Understanding the Problem

Let’s say we have two strings: str1 = "kitten" and str2 = "sitting". To transform kitten into sitting, we can perform the following edits:

  1. Substitute ‘k’ with ‘s’
  2. Substitute ‘e’ with ‘i’
  3. Insert ‘g’ at the end

This gives us a total of 3 edits. However, is this the minimum number of edits? Finding the minimum is crucial, and that’s where the algorithms come in.

Recursive Approach (Illustrative, not efficient)

A recursive approach directly implements the definition of edit distance. It considers three possibilities for each character comparison:

  • Match: If the characters match, no edit is needed.
  • Mismatch: A substitution is required (cost of 1).
  • Insertion/Deletion: Inserting a character into str1 or deleting a character from str1 to match str2 (cost of 1 each).
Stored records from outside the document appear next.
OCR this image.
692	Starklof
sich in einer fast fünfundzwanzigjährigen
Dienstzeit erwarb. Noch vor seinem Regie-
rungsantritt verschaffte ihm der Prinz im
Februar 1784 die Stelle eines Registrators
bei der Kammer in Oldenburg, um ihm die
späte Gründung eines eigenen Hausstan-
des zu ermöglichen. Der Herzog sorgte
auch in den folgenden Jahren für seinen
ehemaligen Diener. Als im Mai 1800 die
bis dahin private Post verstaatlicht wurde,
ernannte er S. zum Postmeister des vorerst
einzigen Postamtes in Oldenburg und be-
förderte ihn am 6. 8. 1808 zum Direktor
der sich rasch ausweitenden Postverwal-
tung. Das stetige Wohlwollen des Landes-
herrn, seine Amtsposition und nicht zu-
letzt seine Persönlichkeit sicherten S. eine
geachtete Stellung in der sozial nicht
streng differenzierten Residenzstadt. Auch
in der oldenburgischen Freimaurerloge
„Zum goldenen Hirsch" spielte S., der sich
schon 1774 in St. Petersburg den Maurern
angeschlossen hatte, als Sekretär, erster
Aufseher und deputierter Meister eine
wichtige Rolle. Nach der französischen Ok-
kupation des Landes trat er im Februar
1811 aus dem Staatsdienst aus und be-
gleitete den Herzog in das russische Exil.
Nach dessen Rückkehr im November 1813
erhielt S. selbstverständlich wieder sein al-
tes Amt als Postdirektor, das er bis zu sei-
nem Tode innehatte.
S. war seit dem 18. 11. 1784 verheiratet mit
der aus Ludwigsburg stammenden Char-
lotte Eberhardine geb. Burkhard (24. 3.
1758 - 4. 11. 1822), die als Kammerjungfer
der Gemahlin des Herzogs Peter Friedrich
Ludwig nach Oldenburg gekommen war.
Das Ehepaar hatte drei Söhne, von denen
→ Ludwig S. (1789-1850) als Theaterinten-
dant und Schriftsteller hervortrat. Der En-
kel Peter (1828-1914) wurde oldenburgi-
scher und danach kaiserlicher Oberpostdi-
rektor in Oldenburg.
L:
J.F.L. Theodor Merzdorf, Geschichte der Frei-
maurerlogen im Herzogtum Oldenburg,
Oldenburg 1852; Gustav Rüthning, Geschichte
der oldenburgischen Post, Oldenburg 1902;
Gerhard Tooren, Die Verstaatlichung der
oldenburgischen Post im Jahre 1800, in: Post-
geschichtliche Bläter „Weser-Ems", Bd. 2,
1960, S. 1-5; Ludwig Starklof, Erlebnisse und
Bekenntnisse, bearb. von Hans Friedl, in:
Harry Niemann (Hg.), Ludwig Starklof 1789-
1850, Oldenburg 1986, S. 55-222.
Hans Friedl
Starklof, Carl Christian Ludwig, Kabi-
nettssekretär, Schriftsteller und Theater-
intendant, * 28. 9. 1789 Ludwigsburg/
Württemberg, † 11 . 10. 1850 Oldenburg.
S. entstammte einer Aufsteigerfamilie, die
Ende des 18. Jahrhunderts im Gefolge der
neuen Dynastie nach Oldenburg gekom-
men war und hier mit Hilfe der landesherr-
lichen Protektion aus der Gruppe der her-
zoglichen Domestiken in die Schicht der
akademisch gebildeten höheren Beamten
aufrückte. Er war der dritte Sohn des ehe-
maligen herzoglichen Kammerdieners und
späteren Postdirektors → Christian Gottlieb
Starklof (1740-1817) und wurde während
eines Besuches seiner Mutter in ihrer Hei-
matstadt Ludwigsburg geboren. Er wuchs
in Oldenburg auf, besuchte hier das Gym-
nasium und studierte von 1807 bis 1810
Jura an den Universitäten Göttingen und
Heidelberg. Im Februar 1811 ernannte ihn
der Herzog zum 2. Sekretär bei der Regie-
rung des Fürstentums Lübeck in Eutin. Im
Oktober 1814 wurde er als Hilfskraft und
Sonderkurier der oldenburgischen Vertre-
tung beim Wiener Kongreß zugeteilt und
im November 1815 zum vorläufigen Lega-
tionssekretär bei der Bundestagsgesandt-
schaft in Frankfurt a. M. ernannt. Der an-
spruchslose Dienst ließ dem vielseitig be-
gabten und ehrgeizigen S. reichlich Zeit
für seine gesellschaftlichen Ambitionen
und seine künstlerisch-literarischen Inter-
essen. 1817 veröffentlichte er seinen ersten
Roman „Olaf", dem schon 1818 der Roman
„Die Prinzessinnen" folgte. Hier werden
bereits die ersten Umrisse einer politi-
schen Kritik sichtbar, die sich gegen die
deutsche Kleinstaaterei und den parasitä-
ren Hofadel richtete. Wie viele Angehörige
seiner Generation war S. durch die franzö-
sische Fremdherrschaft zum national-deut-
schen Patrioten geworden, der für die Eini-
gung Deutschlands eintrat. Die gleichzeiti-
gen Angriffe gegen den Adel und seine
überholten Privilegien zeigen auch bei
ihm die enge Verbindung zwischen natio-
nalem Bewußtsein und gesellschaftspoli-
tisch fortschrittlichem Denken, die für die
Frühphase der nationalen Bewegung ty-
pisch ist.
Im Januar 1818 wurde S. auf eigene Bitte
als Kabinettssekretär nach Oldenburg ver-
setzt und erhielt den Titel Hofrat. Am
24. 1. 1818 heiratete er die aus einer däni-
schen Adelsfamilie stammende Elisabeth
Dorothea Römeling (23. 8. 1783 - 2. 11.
The recursive function chooses the minimum cost among these options:

def min_edit_distance_recursive(str1, str2):
    m = len(str1)
    n = len(str2)

    if m == 0:
        return n
    if n == 0:
        return m

    if str1[m - 1] == str2[n - 1]:
        return min_edit_distance_recursive(str1[:m - 1], str2[:n - 1])
    else:
        return 1 + min(
            min_edit_distance_recursive(str1[:m - 1], str2),  # Deletion
            min_edit_distance_recursive(str1, str2[:n - 1]),  # Insertion
            min_edit_distance_recursive(str1[:m - 1], str2[:n - 1]),  # Substitution
        )


str1 = "kitten"
str2 = "sitting"
distance = min_edit_distance_recursive(str1, str2)
print(f"Minimum edit distance (recursive): {distance}")  #Output: 3

Caveat: This recursive approach is highly inefficient for longer strings due to overlapping subproblems. It’s primarily for understanding the concept.

Dynamic Programming Approach (Efficient)

Dynamic programming avoids redundant calculations by storing the results of subproblems in a table (matrix). This improves efficiency.

def min_edit_distance_dp(str1, str2):
    m = len(str1)
    n = len(str2)

    # Create a matrix to store results of subproblems
    dp = [[0] * (n + 1) for _ in range(m + 1)]

    # Initialize first row and column
    for i in range(m + 1):
        dp[i][0] = i
    for j in range(n + 1):
        dp[0][j] = j

    # Fill the matrix using dynamic programming
    for i in range(1, m + 1):
        for j in range(1, n + 1):
            if str1[i - 1] == str2[j - 1]:
                dp[i][j] = dp[i - 1][j - 1]
            else:
                dp[i][j] = 1 + min(dp[i - 1][j], dp[i][j - 1], dp[i - 1][j - 1])

    return dp[m][n]


str1 = "kitten"
str2 = "sitting"
distance = min_edit_distance_dp(str1, str2)
print(f"Minimum edit distance (dynamic programming): {distance}") # Output: 3

The dynamic programming approach offers a vastly superior performance, especially for longer strings, making it the preferred method for practical applications. It systematically builds the solution from smaller subproblems, ensuring that each subproblem is solved only once.